Il est nécessaire de préparer et d’imaginer l’après-carrière. Si avec la retraite commence le « premier jour du reste de la vie » (Jean Baudrillard), elle marque en effet un seuil dont l’individu doit prendre la mesure. Quand la performance n’est plus une fin en soi, par quoi la remplacer? De la « pensée élargie » de Kant au lâcher-prise des coachs, il y a la même recherche de sens. Comment se préparer à cette rupture vécue trop souvent comme une petite mort? Comment donner un sens quand on perd ce qui faisait le sens de notre vie?

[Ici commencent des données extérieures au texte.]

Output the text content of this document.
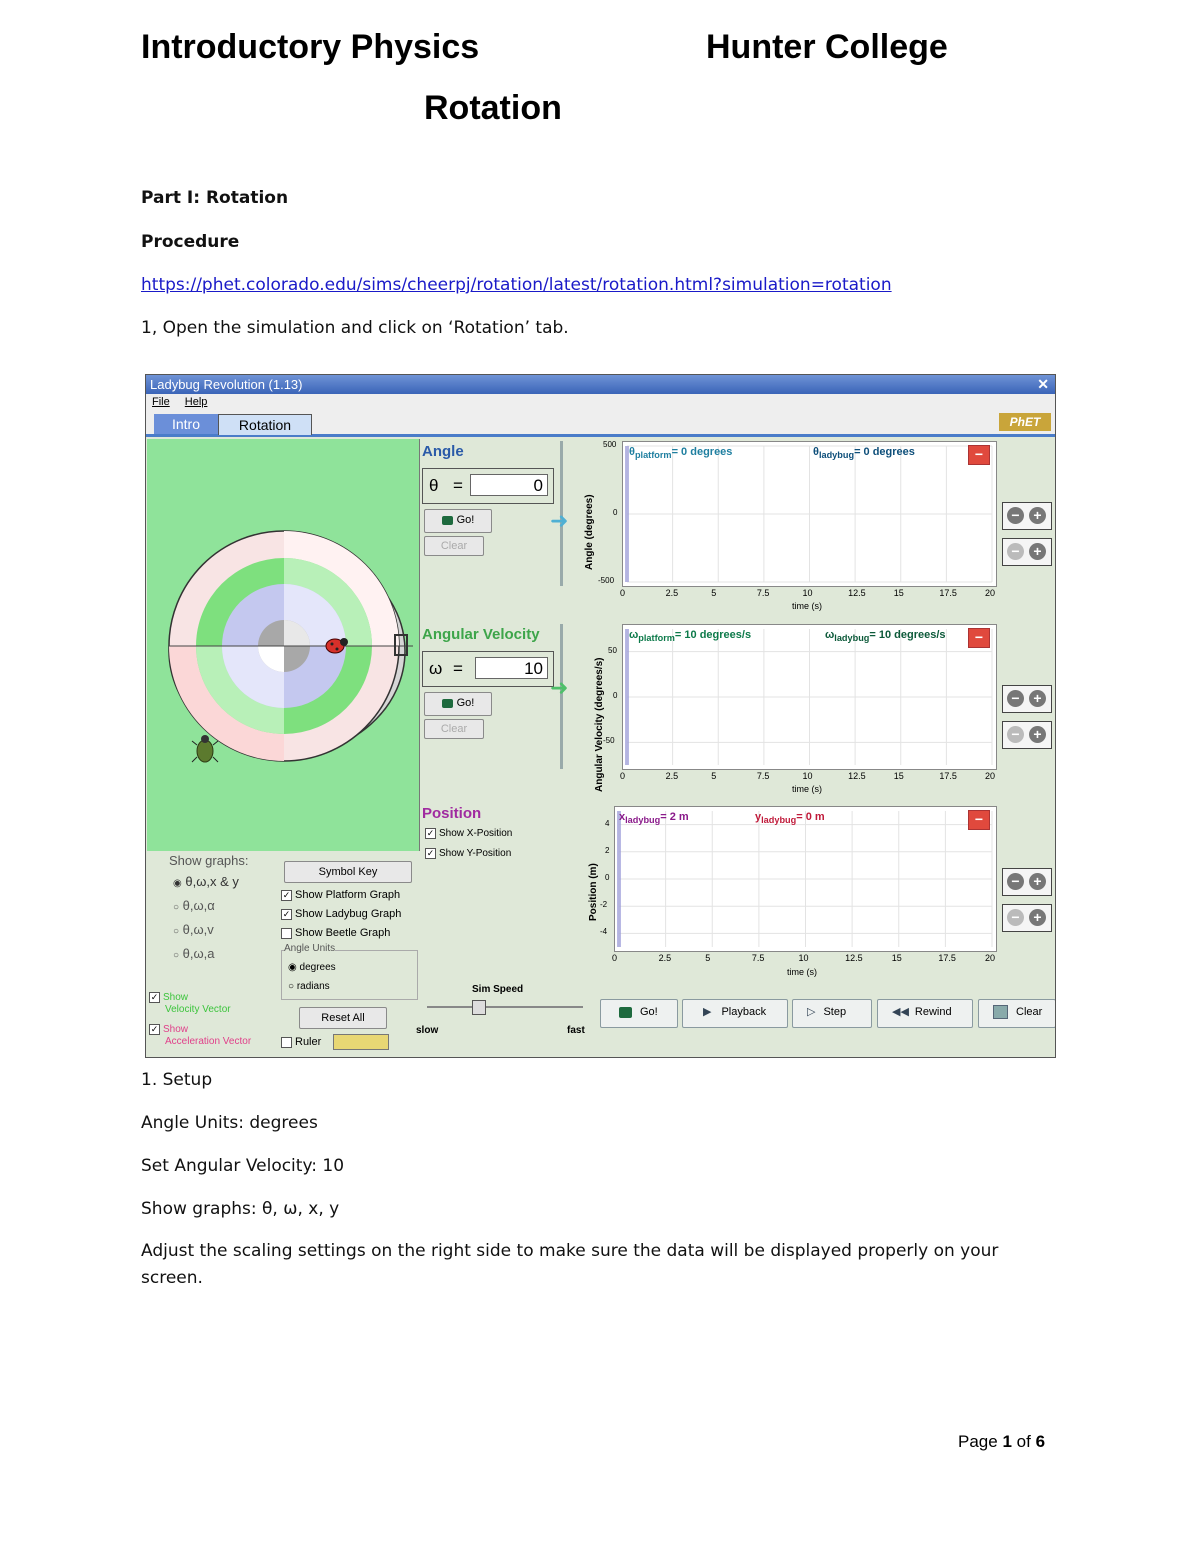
Introductory Physics	Hunter College
Rotation
Part I: Rotation
Procedure
https://phet.colorado.edu/sims/cheerpj/rotation/latest/rotation.html?simulation=rotation
1, Open the simulation and click on ‘Rotation’ tab.
Ladybug Revolution (1.13)	✕
File Help
Intro	Rotation	PhET
Show graphs:
◉ θ,ω,x & y
○ θ,ω,α
○ θ,ω,v
○ θ,ω,a
✓ Show
Velocity Vector
✓ Show
Acceleration Vector
Symbol Key
✓ Show Platform Graph
✓ Show Ladybug Graph
Show Beetle Graph
Angle Units
◉ degrees
○ radians
Reset All
Ruler
Angle
θ =	0
Go!
Clear
➜
Angular Velocity
ω =	10
Go!
Clear
➜
Position
✓ Show X-Position
✓ Show Y-Position
Sim Speed
slow	fast
$\theta_{platform}= 0$ degrees	$\theta_{ladybug}= 0$ degrees	−
$\omega_{platform}= 10$ degrees/s	$\omega_{ladybug}= 10$ degrees/s	−
$x_{ladybug}= 2$ m	$y_{ladybug}= 0$ m	−
Angle (degrees)
Angular Velocity (degrees/s)
Position (m)
time (s)
time (s)
time (s)
− +
− +
− +
− +
− +
− +
Go!	▶ Playback	▷ Step	◀◀ Rewind	Clear
0	2.5	5	7.5	10	12.5	15	17.5	20
500
0
-500
0	2.5	5	7.5	10	12.5	15	17.5	20
50
0
-50
0	2.5	5	7.5	10	12.5	15	17.5	20
4
2
0
-2
-4
1. Setup
Angle Units: degrees
Set Angular Velocity: 10
Show graphs: θ, ω, x, y
Adjust the scaling settings on the right side to make sure the data will be displayed properly on your
screen.
Page 1 of 6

2/ Pour pouvoir vivre au présent, il faut avoir anticipé l’avenir.
Tout changement conduit à modifier notre rapport au temps de façon radicale, et l’individu doit alors prendre la mesure du seuil, de l’étape, du processus, et de ce que cela représente pour lui dans sa vie personnelle. La retraite liée à l’âge correspond souvent à des changements d’identité sociale avec la naissance de petits-enfants, l’entrée en dépendance ou le décès de ses propres parents, une séparation ou bien de nouvelles rencontres.

3/ Penser une politique d’accompagnement en entreprise.
On prépare bien à l’entrée dans le monde du travail, pourquoi ne pas préparer à en sortir? Il est nécessaire de faire le deuil d’une certaine vie pour pouvoir tourner la page et inventer autre chose.

Comment l’individu peut-il gérer au mieux les derniers mois de sa vie professionnelle et préparer sereinement le (long) reste de sa vie, qui est aussi le début d’une autre? Les managers sont aidés dans leurs prises de fonction mais trop rarement dans les « déprises » de fonction, – sauf à opérer des coachings-outplacements qui dissimulent trop souvent un licenciement qui ne dit que rarement son nom.

Humanisme et exemplarité
L’entreprise a tout à gagner à accompagner les retraits, tant dans le partage d’expérience que dans la culture d’exemplarité qu’elle donne à voir aux nouveaux entrants. Apprendre à se séparer, c’est prendre la mesure de ce que signifie réellement l’engagement. La portée de l’engagement entre l’individu et l’entreprise est bien différente si le lien n’est pas que contractuel et utilitariste mais qu’il est porteur également d’une réalité symbolique assumée. Celle de la rencontre entre des êtres humains.